Gov`t to create `Silicon Valley of Korea` in Pangyo and Sangam

Posted January. 19, 2016 07:31,   

Updated January. 19, 2016 13:40

한국어

The government has made a scheme to nurture Pangyo and Sangam areas as “Asia’s Silicon Valley” by creating hubs for start-ups and cultural contents. The project will require 80 trillion won (60.6 billion U.S. dollars) of investment, which amounts to 1/3 of this year’s total policy funds budget. The plan includes creating 760,000 jobs in the bio health sector by attracting more foreign patients and promoting exports of Korean medicine and telemedicine.

Six government departments including the Ministry of Science, ICT, and Future Planning, the Ministry of Culture, Sports, and Tourism, the Financial Supervisory Commission, the Ministry of Trade, Industry and Energy, the Ministry of Welfare, and the Korea Communications Commission reported the scheme to President Park Geun-hye on Monday. The goal of the project is to create new growth engines through pursuing creative economy and cultural enrichment, especially by expanding core industries of our economy to cover the culture and bio health sectors and encouraging start-ups.

In Pangyo area, located in Seongnam, Gyeonggi province, the “Startup Campus” and other facilities will be established to support promising start-ups and help them enter overseas markets. Creative economy innovation centers will serve as a bridge where conglomerates and smaller businesses cooperate in breeding the so-called “unicorn companies” that produce more than 1 trillion won (82.54 million dollars) worth of revenue.

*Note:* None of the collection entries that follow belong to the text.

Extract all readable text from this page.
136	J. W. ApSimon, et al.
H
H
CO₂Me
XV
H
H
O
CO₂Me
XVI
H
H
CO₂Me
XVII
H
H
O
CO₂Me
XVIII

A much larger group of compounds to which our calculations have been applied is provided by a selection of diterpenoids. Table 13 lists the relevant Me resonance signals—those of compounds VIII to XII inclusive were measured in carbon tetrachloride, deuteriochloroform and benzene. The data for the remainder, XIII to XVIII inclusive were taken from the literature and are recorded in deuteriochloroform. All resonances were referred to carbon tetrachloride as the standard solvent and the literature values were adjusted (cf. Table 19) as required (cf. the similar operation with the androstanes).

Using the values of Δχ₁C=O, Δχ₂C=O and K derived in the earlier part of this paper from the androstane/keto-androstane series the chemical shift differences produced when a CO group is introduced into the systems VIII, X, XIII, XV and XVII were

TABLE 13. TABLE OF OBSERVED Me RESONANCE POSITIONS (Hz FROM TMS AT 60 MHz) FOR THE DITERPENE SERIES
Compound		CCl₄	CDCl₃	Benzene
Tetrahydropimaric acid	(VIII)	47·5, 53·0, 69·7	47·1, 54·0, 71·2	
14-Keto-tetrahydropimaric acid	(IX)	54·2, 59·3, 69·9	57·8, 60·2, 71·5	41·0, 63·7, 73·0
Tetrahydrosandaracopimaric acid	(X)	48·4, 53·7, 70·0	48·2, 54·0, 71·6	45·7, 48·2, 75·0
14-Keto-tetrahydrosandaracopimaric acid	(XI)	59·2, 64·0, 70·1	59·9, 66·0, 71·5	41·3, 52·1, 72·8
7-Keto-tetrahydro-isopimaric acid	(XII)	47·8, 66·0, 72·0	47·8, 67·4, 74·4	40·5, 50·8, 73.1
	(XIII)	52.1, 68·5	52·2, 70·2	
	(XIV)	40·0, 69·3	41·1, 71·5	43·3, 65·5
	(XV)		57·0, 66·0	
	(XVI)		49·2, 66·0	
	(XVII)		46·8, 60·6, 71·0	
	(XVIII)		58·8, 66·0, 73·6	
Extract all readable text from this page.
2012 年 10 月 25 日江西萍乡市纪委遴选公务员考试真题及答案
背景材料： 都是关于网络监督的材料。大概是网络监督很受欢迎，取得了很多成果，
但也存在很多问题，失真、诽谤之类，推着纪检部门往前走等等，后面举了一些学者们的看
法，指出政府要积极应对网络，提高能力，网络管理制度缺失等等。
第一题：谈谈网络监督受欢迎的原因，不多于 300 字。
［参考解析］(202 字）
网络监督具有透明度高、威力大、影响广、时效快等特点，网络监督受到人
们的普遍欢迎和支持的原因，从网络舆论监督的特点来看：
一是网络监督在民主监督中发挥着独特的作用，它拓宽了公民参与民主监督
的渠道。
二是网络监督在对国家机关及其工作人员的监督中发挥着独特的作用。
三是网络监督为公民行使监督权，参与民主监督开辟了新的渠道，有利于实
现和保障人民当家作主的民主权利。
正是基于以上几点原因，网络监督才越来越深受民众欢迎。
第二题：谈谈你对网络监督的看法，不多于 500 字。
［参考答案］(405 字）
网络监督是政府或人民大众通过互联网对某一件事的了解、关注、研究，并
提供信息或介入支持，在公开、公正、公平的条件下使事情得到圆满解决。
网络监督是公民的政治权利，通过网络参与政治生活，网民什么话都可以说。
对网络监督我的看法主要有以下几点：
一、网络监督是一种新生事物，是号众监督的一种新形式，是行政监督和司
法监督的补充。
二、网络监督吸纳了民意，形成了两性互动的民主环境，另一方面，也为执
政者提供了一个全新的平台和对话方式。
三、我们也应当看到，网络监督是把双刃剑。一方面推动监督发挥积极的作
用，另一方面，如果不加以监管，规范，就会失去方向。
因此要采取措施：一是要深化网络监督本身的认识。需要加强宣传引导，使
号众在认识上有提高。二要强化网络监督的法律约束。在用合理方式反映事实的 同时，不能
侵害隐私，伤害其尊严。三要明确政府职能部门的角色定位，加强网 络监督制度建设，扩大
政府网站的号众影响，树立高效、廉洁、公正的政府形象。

On the other hand, Sangam area in Mapo-gu, Seoul, will become a hub of digital cultural contents by converging culture and ICT. Creative cultural contents in games, webtoons, movies, animations, etc., are expected to be born one after another using state-of-the-art technologies, such as VR and AR.

The Ministry of Welfare plans to increase the number of incoming medical tourists from 280,000 now to 400,000 annually, expand the number of hospitals doing business abroad to 155, and start pilot projects for telemedicine in Peru and China. The plan includes raising 150 billion won (12.3 million dollars) as a global healthcare fund to foster bio medicine businesses that export technologies to the world.

The Financial Services Commission plans to invest a total of 80 trillion won (60.6 million dollars) , of which 72.4 trillion won will go to promoting creative economy and 7.2 trillion to cultural enrichment projects. The creative economy sector includes ICT convergence such as smart cars, bio health industries represented by robotic surgery technology, and the energy sector, particularly electric cars.